Furthermore, proteins targeted by the immune response often display multiple, independent mutations to evolve and evade host detection. To dissect the outcome of this selective pressure on key antigenic proteins, the researchers constructed protein structure models for the mutant forms of five highly mutated proteins. Intriguingly, a deletion in TP0136, a multidomain adhesion protein, occurs independently in multiple geographical locations and overlaps with a known recombination hotspot in the T. pallidum genome. This finding suggests that T. pallidum TP0136 sequence variability is necessary for the evolution of the bacteria and likely enables evasion of the human immune response.

In addition to the study of antigenic proteins expressed by T. pallidum, mutations in non-antigenic proteins can also provide insight into bacterium evolution and possible vaccine targets. For example, a mutation of the putative ERCC3-like DNA repair helicase TP0380 was only found in the Nichols A subclade and surprisingly correlated with an increased rate of mutation for this clade compared to circulating stains of the other six subclades. Together these data identify one potential mechanism of how the bacteria increase the rate of mutation in current circulating strains and may indicate a boost in bacterium fitness as observed by continued evasion of the human immune response.

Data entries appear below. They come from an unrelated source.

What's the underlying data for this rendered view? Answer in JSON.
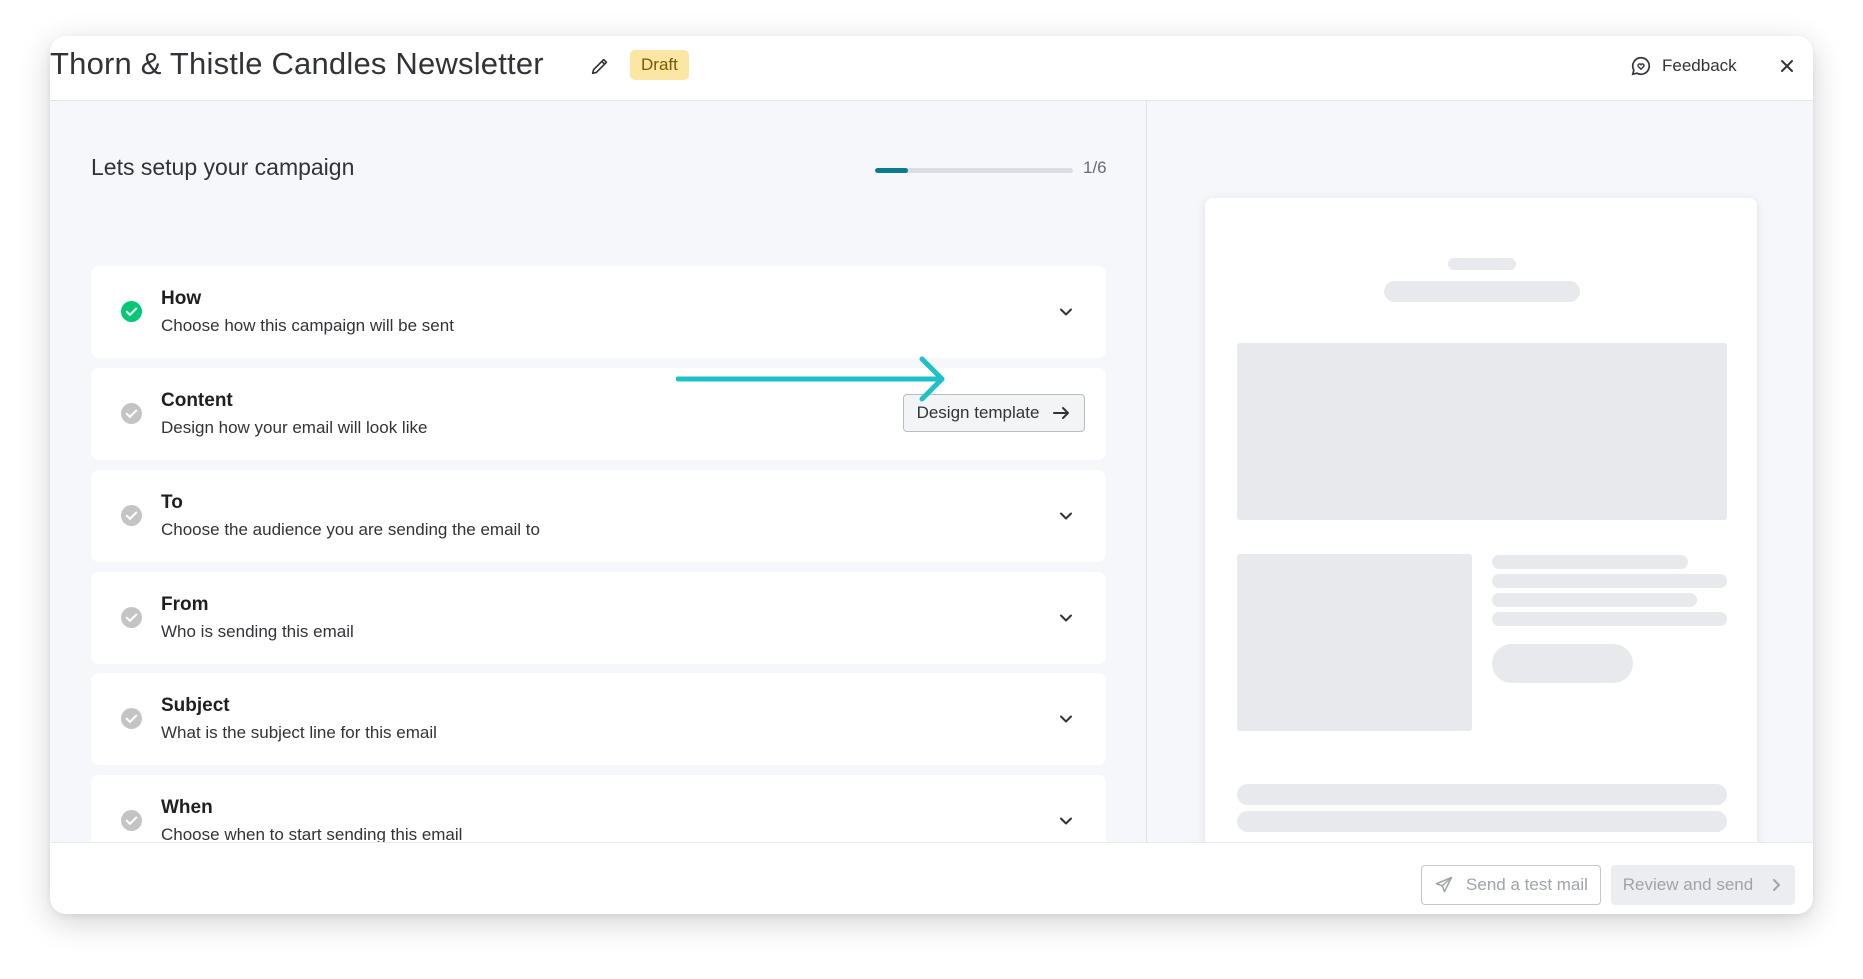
{
  "header": {
    "title": "Thorn & Thistle Candles Newsletter",
    "status_badge": "Draft",
    "feedback_label": "Feedback"
  },
  "setup": {
    "title": "Lets setup your campaign",
    "progress_text": "1/6",
    "progress_fraction": 0.1667
  },
  "steps": [
    {
      "title": "How",
      "description": "Choose how this campaign will be sent",
      "status": "complete"
    },
    {
      "title": "Content",
      "description": "Design how your email will look like",
      "status": "pending",
      "action_label": "Design template"
    },
    {
      "title": "To",
      "description": "Choose the audience you are sending the email to",
      "status": "pending"
    },
    {
      "title": "From",
      "description": "Who is sending this email",
      "status": "pending"
    },
    {
      "title": "Subject",
      "description": "What is the subject line for this email",
      "status": "pending"
    },
    {
      "title": "When",
      "description": "Choose when to start sending this email",
      "status": "pending"
    }
  ],
  "footer": {
    "test_mail_label": "Send a test mail",
    "review_label": "Review and send"
  },
  "colors": {
    "accent": "#0b7a8f",
    "complete": "#00c875",
    "pending": "#c4c4c4",
    "annotation_arrow": "#1fc1c7",
    "badge_bg": "#fbe6a4"
  },
  "icons": [
    "edit-pencil-icon",
    "feedback-chat-icon",
    "close-icon",
    "check-circle-icon",
    "chevron-down-icon",
    "arrow-right-icon",
    "send-plane-icon",
    "chevron-right-icon"
  ]
}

“These data provide vaccine researchers a wealth of information on T. pallidum antigenic variability across the entire world and allows them to prioritize targets that will provide protection equally well against strains circulating in Seattle and those circulating in Lima or Antananarivo or Dublin,” said Dr. Lieberman. In the future, Dr. Lieberman intends to sequence T. pallidum genomes from samples in other under-sampled countries. “With that in mind, we have initiated collaborations on strain collection with clinical sites in Sri Lanka, India, and Argentina, as well as continuing our work with collaborators in Peru, China, and throughout the USA.” In parallel with additional sequencing, Dr. Lieberman stated that follow-up studies include “functional profiling to examine which of the sequence variants we have discovered interact with the human immune system, and which may help it evade immune clearance.”

The research spotlighted in this article was funded by the National Institutes of Health, the Ministry of Education, Culture, Sports, Science, and Technology of Japan, and the Japan Agency for Medical Research and Development.

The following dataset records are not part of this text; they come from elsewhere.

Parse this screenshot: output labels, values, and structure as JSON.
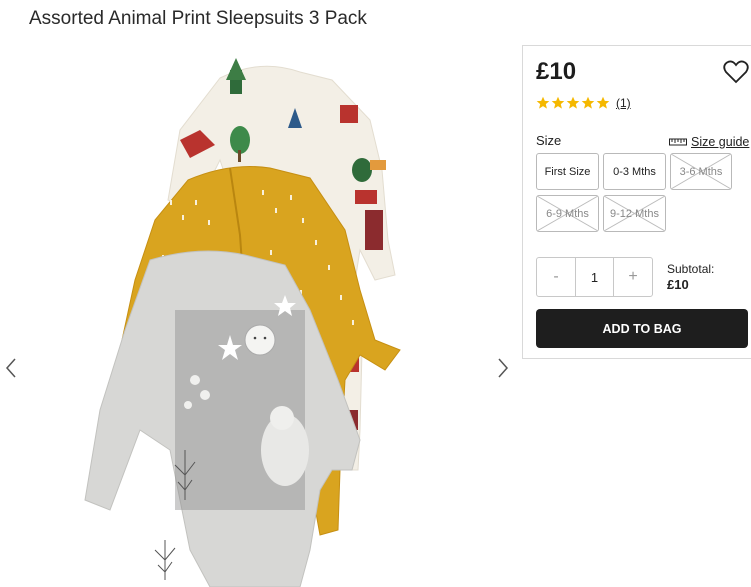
{
  "product": {
    "title": "Assorted Animal Print Sleepsuits 3 Pack",
    "price": "£10",
    "rating": {
      "stars": 5,
      "review_count": "(1)"
    }
  },
  "size": {
    "label": "Size",
    "guide_label": "Size guide",
    "options": [
      {
        "label": "First Size",
        "available": true
      },
      {
        "label": "0-3 Mths",
        "available": true
      },
      {
        "label": "3-6 Mths",
        "available": false
      },
      {
        "label": "6-9 Mths",
        "available": false
      },
      {
        "label": "9-12 Mths",
        "available": false
      }
    ]
  },
  "quantity": {
    "minus": "-",
    "value": "1",
    "plus": "+"
  },
  "subtotal": {
    "label": "Subtotal:",
    "value": "£10"
  },
  "add_to_bag_label": "ADD TO BAG",
  "icons": {
    "wishlist": "heart-icon",
    "star": "star-icon",
    "size_guide": "ruler-icon",
    "prev": "chevron-left-icon",
    "next": "chevron-right-icon"
  },
  "colors": {
    "star": "#f5b800",
    "button_bg": "#1e1e1e",
    "mustard": "#d9a41f",
    "cream": "#f3efe6",
    "grey": "#d7d7d5"
  }
}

Lieberman NAP, Lin MJ, Xie H, Shrestha L, Nguyen T, Huang ML, Haynes AM, Romeis E, Wang QQ, Zhang RL, Kou CX, Ciccarese G, Dal Conte I, Cusini M, Drago F, Nakayama SI, Lee K, Ohnishi M, Konda KA, Vargas SK, Eguiluz M, Caceres CF, Klausner JD, Mitjà O, Rompalo A, Mulcahy F, Hook EW 3rd, Lukehart SA, Casto AM, Roychoudhury P, DiMaio F, Giacani L, Greninger AL. 2021. Treponema pallidum genome sequencing from six continents reveals variability in vaccine candidate genes and dominance of Nichols clade strains in Madagascar. PLoS Negl Trop Dis. 15(12):e0010063.